OPINION

Shame, justice, democracy

Contrary to the urban myth that Greek students are no longer taught Ancient Greek at school, they are both taught and tested on it. This does not mean to say, of course, that the subject is taught in a way that whets their appetite for a deeper, more enduring relationship with the essence of the classical world. But this is a different matter – a debate on the pros and cons of expanding Ancient Greek classes requires unbiased interlocutors.

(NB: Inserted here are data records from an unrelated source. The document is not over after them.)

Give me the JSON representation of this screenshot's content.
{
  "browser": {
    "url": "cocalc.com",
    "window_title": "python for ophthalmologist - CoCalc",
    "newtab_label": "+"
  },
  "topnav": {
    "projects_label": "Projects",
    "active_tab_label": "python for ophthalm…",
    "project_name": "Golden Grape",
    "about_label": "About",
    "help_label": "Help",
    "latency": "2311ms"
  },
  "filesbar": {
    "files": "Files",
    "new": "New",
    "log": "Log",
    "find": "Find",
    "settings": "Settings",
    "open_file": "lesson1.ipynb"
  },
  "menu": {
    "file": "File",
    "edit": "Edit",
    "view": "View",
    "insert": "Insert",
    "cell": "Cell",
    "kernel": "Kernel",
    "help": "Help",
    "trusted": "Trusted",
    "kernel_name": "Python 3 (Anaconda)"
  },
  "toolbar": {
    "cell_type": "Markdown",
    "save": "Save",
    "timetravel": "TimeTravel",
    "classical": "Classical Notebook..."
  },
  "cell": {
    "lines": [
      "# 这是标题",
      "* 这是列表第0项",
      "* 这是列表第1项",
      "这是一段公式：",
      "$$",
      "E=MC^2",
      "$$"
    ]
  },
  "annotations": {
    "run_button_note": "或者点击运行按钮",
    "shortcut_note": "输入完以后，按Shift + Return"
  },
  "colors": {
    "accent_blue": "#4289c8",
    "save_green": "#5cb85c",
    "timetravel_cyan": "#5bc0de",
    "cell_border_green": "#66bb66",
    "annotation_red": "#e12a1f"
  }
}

Students taking national university entrance exams were yesterday tested on “Protagoras,” a dialogue by Plato. The work, among other things, confirms that the people of Crete were right to complain that the Athenians used the Muses – the personification of knowledge and the arts – to discredit other people as inferior and uncivilized. Like the Abderites, for example, in Thrace whose name became synonymous for foolishness. And, yet, Protagoras was also from Abdera. And he was so strong in his opposition to Socratic philosophy and Platonic politics, that Plato went on to name his dialogue after him (despite the fact that Socrates remains the work’s main character).

Furthermore, “Protagoras” brings to mind one of the nastiest incidents in Athenian democracy: Protagoras, a friend of Pericles and Euripides, who was strongly influenced by the Abderite’s critical rationalism, was accused of insulting the gods. He paid a hefty price for daring to publicly declare his agnosticism. He was forced to flee the city and his books were put to the torch. Only a very few lines survive. Also saved, however, was what Plato had to say about him in “Protagoras” as well as in his other dialogue, “Theaetetus,” on the nature of knowledge. Here, he discusses Protagoras’s emblematic phrase that “man is the measure of all things.”

The extract from “Protagoras” on which pupils were examined yesterday was a quote from the Abderite’s address to the rest of the group. In his bid to show that virtue is something that can be taught and that education can make us better citizens the sophist recounts a myth: When gods created living things, they assigned Epimetheus the task of ascribing assets – strength, speed, thick hair and so on. However, Epimetheus forgot to give any of these gifts to mankind. Thankfully, his twin brother Prometheus gave man fire, which he stole from the gods. Zeus, seeing that men were exterminated by wild animals and because they lacked the art of politics, ordered Hermes to bring people shame and justice so that they would develop ties of solidarity. Protagoras said that these were to be distributed to all humans, unlike other “arts” like medicine. For it would be impossible to form cities if people had no sense of shame, morality or fairness. All people share in the virtue, all people have a say on politics. In other words, they all have a share in responsibility. It’s about democracy, or what you might today call “participatory democracy” – and at a very challenging time for it.